Along the way Cousins involved himself heavily in philanthropy, which is what brought him back to East Lake. He says that the true inspiration for that move came after reading an article in The New York Times that made this startling point: Some 70 percent of those incarcerated in New York state prisons came from just eight neighborhoods in New York City. Eight very poor and broken-down neighborhoods.
“I know of no better human being on the planet than Tom Cousins.”
– Former U.S. Sen. Sam Nunn
“I was staggered by that finding and by the impact that poverty and circumstance had on families,” he said. “That led me to thinking of how we could break that cycle, and how we could do more than by just throwing money at the problem.”
As best as Cousins could determine, the keys included providing educational opportunities with good schools, good teachers and good principles.

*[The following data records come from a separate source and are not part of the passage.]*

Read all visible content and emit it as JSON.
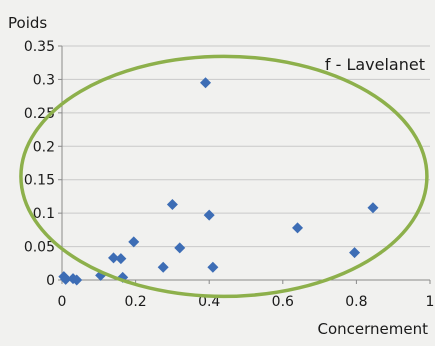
{
  "chart_data": {
    "type": "scatter",
    "ylabel": "Poids",
    "xlabel": "Concernement",
    "panel_label": "f - Lavelanet",
    "xlim": [
      0,
      1
    ],
    "ylim": [
      0,
      0.35
    ],
    "x_ticks": [
      0,
      0.2,
      0.4,
      0.6,
      0.8,
      1
    ],
    "y_ticks": [
      0,
      0.05,
      0.1,
      0.15,
      0.2,
      0.25,
      0.3,
      0.35
    ],
    "x_tick_labels": [
      "0",
      "0.2",
      "0.4",
      "0.6",
      "0.8",
      "1"
    ],
    "y_tick_labels": [
      "0",
      "0.05",
      "0.1",
      "0.15",
      "0.2",
      "0.25",
      "0.3",
      "0.35"
    ],
    "grid": "horizontal",
    "marker_color": "#3d6db5",
    "ellipse_color": "#8db04b",
    "points": [
      {
        "x": 0.005,
        "y": 0.005
      },
      {
        "x": 0.01,
        "y": 0.001
      },
      {
        "x": 0.03,
        "y": 0.002
      },
      {
        "x": 0.04,
        "y": 0.0
      },
      {
        "x": 0.105,
        "y": 0.007
      },
      {
        "x": 0.14,
        "y": 0.033
      },
      {
        "x": 0.16,
        "y": 0.032
      },
      {
        "x": 0.165,
        "y": 0.004
      },
      {
        "x": 0.195,
        "y": 0.057
      },
      {
        "x": 0.275,
        "y": 0.019
      },
      {
        "x": 0.3,
        "y": 0.113
      },
      {
        "x": 0.32,
        "y": 0.048
      },
      {
        "x": 0.39,
        "y": 0.295
      },
      {
        "x": 0.4,
        "y": 0.097
      },
      {
        "x": 0.41,
        "y": 0.019
      },
      {
        "x": 0.64,
        "y": 0.078
      },
      {
        "x": 0.795,
        "y": 0.041
      },
      {
        "x": 0.845,
        "y": 0.108
      }
    ]
  }
}
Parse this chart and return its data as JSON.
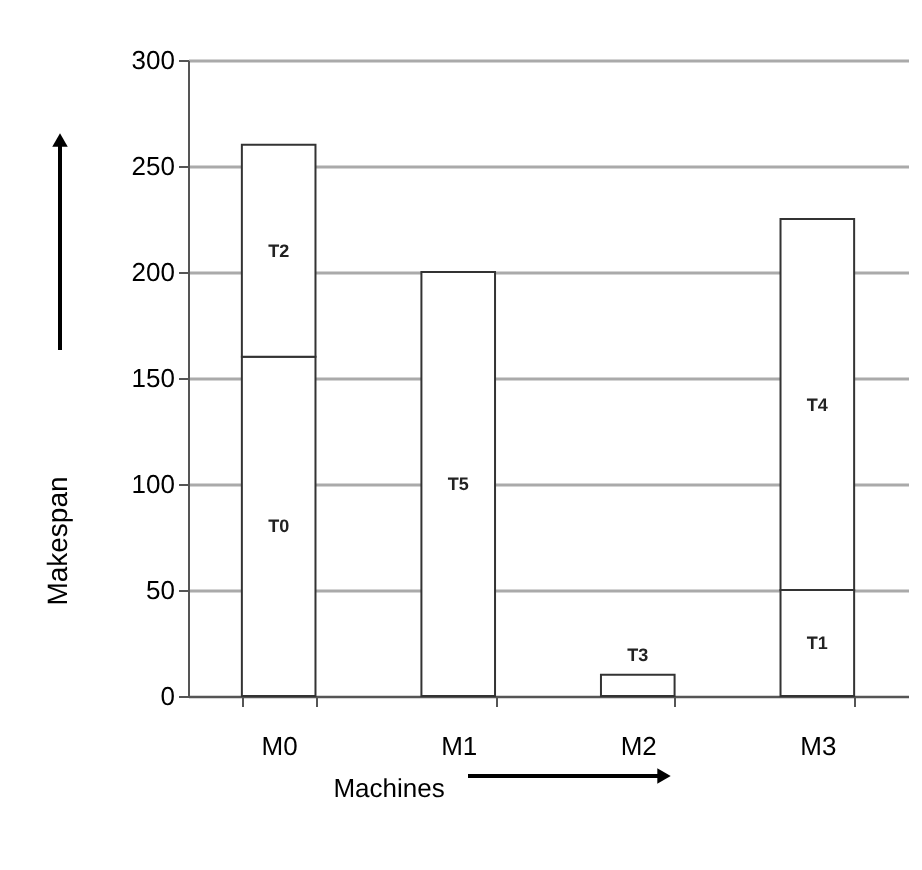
{
  "chart_data": {
    "type": "bar",
    "stacked": true,
    "xlabel": "Machines",
    "ylabel": "Makespan",
    "categories": [
      "M0",
      "M1",
      "M2",
      "M3"
    ],
    "series": [
      {
        "color": "#ffffff",
        "values": [
          160,
          200,
          10,
          50
        ],
        "value_labels": [
          "T0",
          "T5",
          "T3",
          "T1"
        ]
      },
      {
        "color": "#ffffff",
        "values": [
          100,
          null,
          null,
          175
        ],
        "value_labels": [
          "T2",
          null,
          null,
          "T4"
        ]
      }
    ],
    "ylim": [
      0,
      300
    ],
    "yticks": [
      0,
      50,
      100,
      150,
      200,
      250,
      300
    ],
    "grid": "y"
  }
}
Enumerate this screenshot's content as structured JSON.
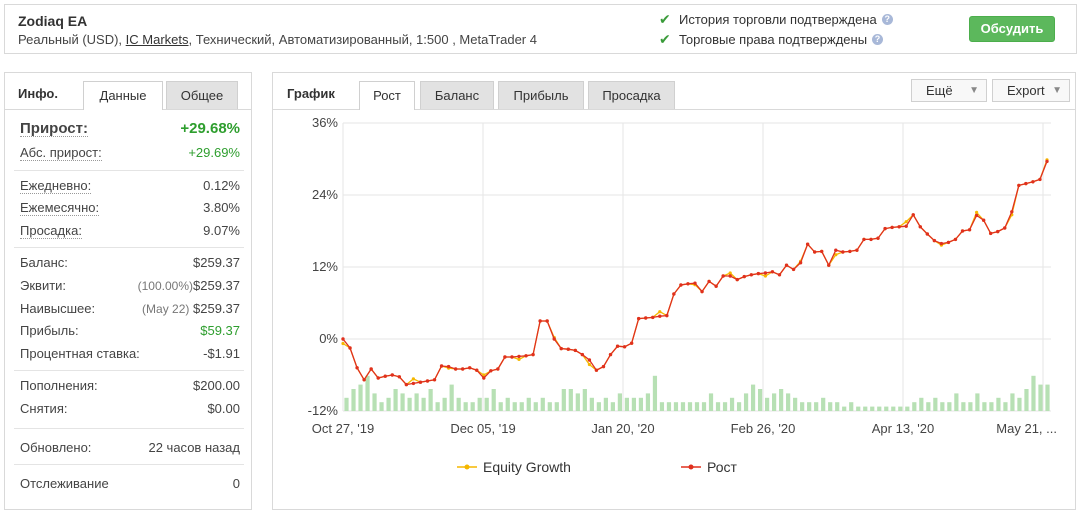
{
  "header": {
    "title": "Zodiaq EA",
    "sub_prefix": "Реальный (USD),",
    "broker": "IC Markets",
    "sub_suffix": ", Технический, Автоматизированный, 1:500 , MetaTrader 4",
    "verify_history": "История торговли подтверждена",
    "verify_rights": "Торговые права подтверждены",
    "discuss_button": "Обсудить",
    "check_icon": "✔",
    "help_icon": "?"
  },
  "left": {
    "title": "Инфо.",
    "tabs": [
      "Данные",
      "Общее"
    ],
    "active_tab": "Данные",
    "growth_label": "Прирост:",
    "growth_value": "+29.68%",
    "abs_label": "Абс. прирост:",
    "abs_value": "+29.69%",
    "daily_label": "Ежедневно:",
    "daily_value": "0.12%",
    "monthly_label": "Ежемесячно:",
    "monthly_value": "3.80%",
    "drawdown_label": "Просадка:",
    "drawdown_value": "9.07%",
    "balance_label": "Баланс:",
    "balance_value": "$259.37",
    "equity_label": "Эквити:",
    "equity_pct": "(100.00%)",
    "equity_value": "$259.37",
    "highest_label": "Наивысшее:",
    "highest_date": "(May 22)",
    "highest_value": "$259.37",
    "profit_label": "Прибыль:",
    "profit_value": "$59.37",
    "interest_label": "Процентная ставка:",
    "interest_value": "-$1.91",
    "deposits_label": "Пополнения:",
    "deposits_value": "$200.00",
    "withdrawals_label": "Снятия:",
    "withdrawals_value": "$0.00",
    "updated_label": "Обновлено:",
    "updated_value": "22 часов назад",
    "tracking_label": "Отслеживание",
    "tracking_value": "0"
  },
  "right": {
    "title": "График",
    "tabs": [
      "Рост",
      "Баланс",
      "Прибыль",
      "Просадка"
    ],
    "active_tab": "Рост",
    "more_label": "Ещё",
    "export_label": "Export",
    "dropdown_icon": "▼"
  },
  "chart_data": {
    "type": "line",
    "ylim": [
      -12,
      36
    ],
    "yticks": [
      "36%",
      "24%",
      "12%",
      "0%",
      "-12%"
    ],
    "ytick_values": [
      36,
      24,
      12,
      0,
      -12
    ],
    "xticks": [
      "Oct 27, '19",
      "Dec 05, '19",
      "Jan 20, '20",
      "Feb 26, '20",
      "Apr 13, '20",
      "May 21, ..."
    ],
    "colors": {
      "growth": "#e0301e",
      "equity": "#f5b700",
      "bars": "#b7e0b4",
      "grid": "#e6e6e6"
    },
    "series": [
      {
        "name": "Equity Growth"
      },
      {
        "name": "Рост",
        "values": [
          0,
          -1.5,
          -4.8,
          -6.8,
          -5,
          -6.5,
          -6.2,
          -6,
          -6.3,
          -7.6,
          -7.4,
          -7.2,
          -7,
          -6.8,
          -4.5,
          -4.6,
          -5,
          -5,
          -4.8,
          -5.2,
          -6.5,
          -5.3,
          -5,
          -3,
          -3,
          -2.9,
          -2.8,
          -2.6,
          3,
          3,
          0,
          -1.6,
          -1.7,
          -1.9,
          -2.6,
          -3.5,
          -5.2,
          -4.6,
          -2.6,
          -1.2,
          -1.3,
          -0.7,
          3.4,
          3.5,
          3.6,
          3.8,
          3.9,
          7.5,
          9,
          9.2,
          9.3,
          7.9,
          9.6,
          8.8,
          10.5,
          10.5,
          9.9,
          10.4,
          10.7,
          10.9,
          11,
          11.2,
          10.7,
          12.3,
          11.6,
          12.7,
          15.8,
          14.5,
          14.6,
          12.3,
          14.8,
          14.5,
          14.6,
          14.8,
          16.6,
          16.6,
          16.8,
          18.4,
          18.6,
          18.7,
          18.8,
          20.7,
          18.7,
          17.5,
          16.4,
          15.9,
          16.1,
          16.6,
          18,
          18.2,
          20.6,
          19.8,
          17.6,
          17.9,
          18.5,
          21.2,
          25.6,
          25.9,
          26.2,
          26.6,
          29.6
        ]
      },
      {
        "name": "Bars",
        "values": [
          3,
          5,
          6,
          8,
          4,
          2,
          3,
          5,
          4,
          3,
          4,
          3,
          5,
          2,
          3,
          6,
          3,
          2,
          2,
          3,
          3,
          5,
          2,
          3,
          2,
          2,
          3,
          2,
          3,
          2,
          2,
          5,
          5,
          4,
          5,
          3,
          2,
          3,
          2,
          4,
          3,
          3,
          3,
          4,
          8,
          2,
          2,
          2,
          2,
          2,
          2,
          2,
          4,
          2,
          2,
          3,
          2,
          4,
          6,
          5,
          3,
          4,
          5,
          4,
          3,
          2,
          2,
          2,
          3,
          2,
          2,
          1,
          2,
          1,
          1,
          1,
          1,
          1,
          1,
          1,
          1,
          2,
          3,
          2,
          3,
          2,
          2,
          4,
          2,
          2,
          4,
          2,
          2,
          3,
          2,
          4,
          3,
          5,
          8,
          6,
          6
        ]
      }
    ]
  }
}
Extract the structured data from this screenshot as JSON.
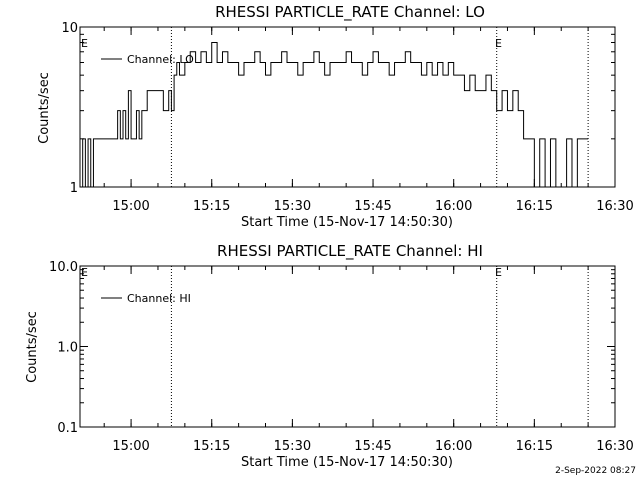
{
  "footer": {
    "date": "2-Sep-2022 08:27"
  },
  "chart_data": [
    {
      "type": "line",
      "title": "RHESSI PARTICLE_RATE Channel: LO",
      "xlabel": "Start Time (15-Nov-17 14:50:30)",
      "ylabel": "Counts/sec",
      "y_scale": "log",
      "ylim": [
        1,
        10
      ],
      "yticks": [
        "1",
        "10"
      ],
      "xlim": [
        "14:50:30",
        "16:30:00"
      ],
      "xticks": [
        "15:00",
        "15:15",
        "15:30",
        "15:45",
        "16:00",
        "16:15",
        "16:30"
      ],
      "grid": false,
      "legend_position": "top-left",
      "vlines": [
        "15:07:30",
        "16:08:00",
        "16:25:00"
      ],
      "markers": [
        "E",
        "E"
      ],
      "series": [
        {
          "name": "Channel: LO",
          "x": [
            "14:50:30",
            "14:51:00",
            "14:51:30",
            "14:52:00",
            "14:52:30",
            "14:53:00",
            "14:54:00",
            "14:55:00",
            "14:56:00",
            "14:57:00",
            "14:57:30",
            "14:58:00",
            "14:58:30",
            "14:59:00",
            "14:59:30",
            "15:00:00",
            "15:01:00",
            "15:01:30",
            "15:02:00",
            "15:02:30",
            "15:03:00",
            "15:04:00",
            "15:05:00",
            "15:06:00",
            "15:07:00",
            "15:07:30",
            "15:08:00",
            "15:08:30",
            "15:09:00",
            "15:10:00",
            "15:11:00",
            "15:12:00",
            "15:13:00",
            "15:14:00",
            "15:15:00",
            "15:16:00",
            "15:17:00",
            "15:18:00",
            "15:19:00",
            "15:20:00",
            "15:21:00",
            "15:22:00",
            "15:23:00",
            "15:24:00",
            "15:25:00",
            "15:26:00",
            "15:27:00",
            "15:28:00",
            "15:29:00",
            "15:30:00",
            "15:31:00",
            "15:32:00",
            "15:33:00",
            "15:34:00",
            "15:35:00",
            "15:36:00",
            "15:37:00",
            "15:38:00",
            "15:39:00",
            "15:40:00",
            "15:41:00",
            "15:42:00",
            "15:43:00",
            "15:44:00",
            "15:45:00",
            "15:46:00",
            "15:47:00",
            "15:48:00",
            "15:49:00",
            "15:50:00",
            "15:51:00",
            "15:52:00",
            "15:53:00",
            "15:54:00",
            "15:55:00",
            "15:56:00",
            "15:57:00",
            "15:58:00",
            "15:59:00",
            "16:00:00",
            "16:01:00",
            "16:02:00",
            "16:03:00",
            "16:04:00",
            "16:05:00",
            "16:06:00",
            "16:07:00",
            "16:08:00",
            "16:09:00",
            "16:10:00",
            "16:11:00",
            "16:12:00",
            "16:13:00",
            "16:14:00",
            "16:15:00",
            "16:16:00",
            "16:17:00",
            "16:18:00",
            "16:19:00",
            "16:20:00",
            "16:21:00",
            "16:22:00",
            "16:23:00",
            "16:24:00",
            "16:25:00"
          ],
          "values": [
            1,
            2,
            1,
            2,
            1,
            2,
            2,
            2,
            2,
            2,
            3,
            2,
            3,
            2,
            4,
            2,
            3,
            2,
            3,
            3,
            4,
            4,
            4,
            3,
            4,
            3,
            5,
            6,
            5,
            6,
            7,
            6,
            7,
            6,
            8,
            6,
            7,
            6,
            6,
            5,
            6,
            6,
            7,
            6,
            5,
            6,
            6,
            7,
            6,
            6,
            5,
            6,
            6,
            7,
            6,
            5,
            6,
            6,
            6,
            7,
            6,
            6,
            5,
            6,
            7,
            6,
            6,
            5,
            6,
            6,
            7,
            6,
            6,
            5,
            6,
            5,
            6,
            5,
            6,
            5,
            5,
            4,
            5,
            4,
            4,
            5,
            4,
            3,
            4,
            3,
            4,
            3,
            2,
            2,
            1,
            2,
            1,
            2,
            1,
            1,
            2,
            1,
            2,
            2,
            2
          ]
        }
      ]
    },
    {
      "type": "line",
      "title": "RHESSI PARTICLE_RATE Channel: HI",
      "xlabel": "Start Time (15-Nov-17 14:50:30)",
      "ylabel": "Counts/sec",
      "y_scale": "log",
      "ylim": [
        0.1,
        10
      ],
      "yticks": [
        "0.1",
        "1.0",
        "10.0"
      ],
      "xlim": [
        "14:50:30",
        "16:30:00"
      ],
      "xticks": [
        "15:00",
        "15:15",
        "15:30",
        "15:45",
        "16:00",
        "16:15",
        "16:30"
      ],
      "grid": false,
      "legend_position": "top-left",
      "vlines": [
        "15:07:30",
        "16:08:00",
        "16:25:00"
      ],
      "markers": [
        "E",
        "E"
      ],
      "series": [
        {
          "name": "Channel: HI",
          "x": [],
          "values": []
        }
      ]
    }
  ]
}
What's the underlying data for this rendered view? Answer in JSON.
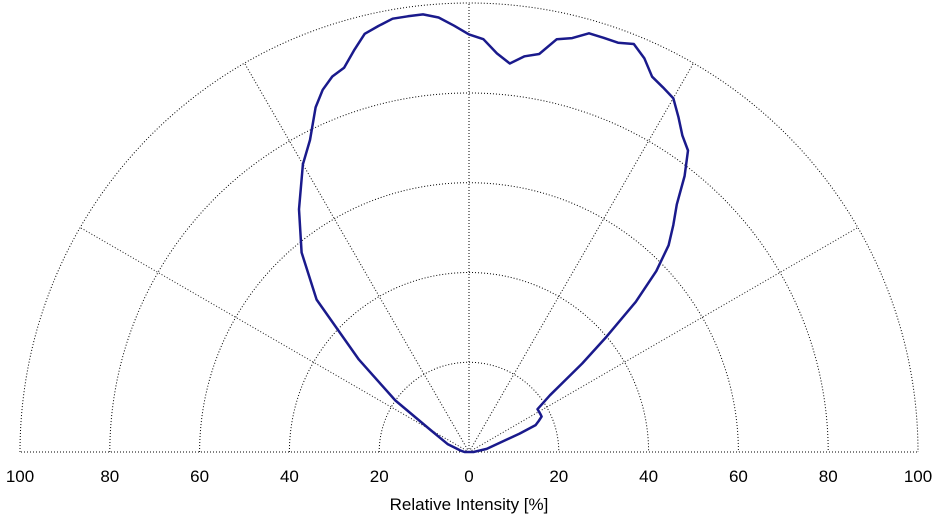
{
  "chart_data": {
    "type": "polar-line",
    "title": "",
    "xlabel": "Relative Intensity [%]",
    "r_range": [
      0,
      100
    ],
    "theta_range_deg": [
      -90,
      90
    ],
    "radial_ticks": [
      20,
      40,
      60,
      80,
      100
    ],
    "tick_labels": [
      "100",
      "80",
      "60",
      "40",
      "20",
      "0",
      "20",
      "40",
      "60",
      "80",
      "100"
    ],
    "angular_grid_deg": [
      -90,
      -60,
      -30,
      0,
      30,
      60,
      90
    ],
    "grid": true,
    "colors": {
      "series": "#1a1a8c",
      "grid": "#000000"
    },
    "series": [
      {
        "theta_deg": [
          -90,
          -80,
          -70,
          -60,
          -55,
          -50,
          -45,
          -40,
          -35,
          -30,
          -27,
          -24,
          -22,
          -20,
          -18,
          -16,
          -14,
          -12,
          -10,
          -8,
          -6,
          -4,
          -2,
          0,
          2,
          4,
          6,
          8,
          10,
          12,
          14,
          16,
          18,
          20,
          22,
          24,
          26,
          28,
          30,
          32,
          34,
          36,
          38,
          40,
          42,
          44,
          46,
          48,
          50,
          52,
          55,
          58,
          60,
          62,
          64,
          66,
          68,
          70,
          80,
          90
        ],
        "r": [
          1,
          2,
          5,
          10,
          20,
          32,
          48,
          58,
          66,
          74,
          78,
          84,
          87,
          89,
          90,
          93,
          96,
          97,
          98,
          98,
          98,
          97,
          95,
          93,
          92,
          89,
          87,
          89,
          90,
          94,
          95,
          97,
          97,
          97,
          98,
          96,
          93,
          92,
          91,
          88,
          85,
          83,
          78,
          72,
          68,
          64,
          58,
          50,
          40,
          32,
          22,
          18,
          18,
          18,
          18,
          17,
          16,
          12,
          4,
          1
        ]
      }
    ]
  }
}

“We also recognized that we needed to develop role models for the children growing up in East Lake,” he said. “When we first started to look at it, only 14 of the 650 housing units in ‘Little Vietnam’ had a male head of household. And the average age of a grandmother there was 32 years old.
“We knew that we had to build something different, and what we came up with was a 500-unit, mixed-income housing complex. The hope, in part, was to create role models, so youngsters could see people coming and going to work each day and taking care of their homes. All they had known before then were drug dealers and thieves.”
Then, there was what Cousins called the “third leg,” which was wellness – and which was what led to the idea of building a 50,000-square foot YMCA. It was also why he made golf a critical part of the initiative. It provided exercise as well as employment (in the form of caddying jobs at the East Lake Golf Club) and the sorts of life lessons that the game is so good as giving.
“That is what makes East Lake so unique from the beginning,” Nunn said. “I don’t think anyone had ever before tried to use golf in such a noble and necessary way.”
Cousins called it “golf with a purpose.” And that worked so well in East Lake that in 2009, he combined forces with Buffett and Robertson to create Purpose Built Communities.
Cousins says the concept for that is quite simple. “It’s like dropping a pebble in the pond,” he explains. “That’s what we did with East Lake, and now the waves are going out from there.”
According to Rob Johnston, the head of an Atlanta property management firm and the longtime general chairman of the Tour Championship, the East Lake model that Tom Cousins conceived is perfect. “The problem is, there are no other Tom Cousins,” said Johnston, who also sits on the East Lake Foundation board.
Alex Robertson, the son of Purpose Built Communities co-founder Julian Robertson and a member of that organization’s board, agrees. “That is why we focus so much on finding people in local communities to lead the efforts we establish there,” he said. “The key is finding others like Tom Cousins.”
There are not many of those, which is why his legacy is so strong – and why his becoming a member of the World Golf Hall of Fame is so important.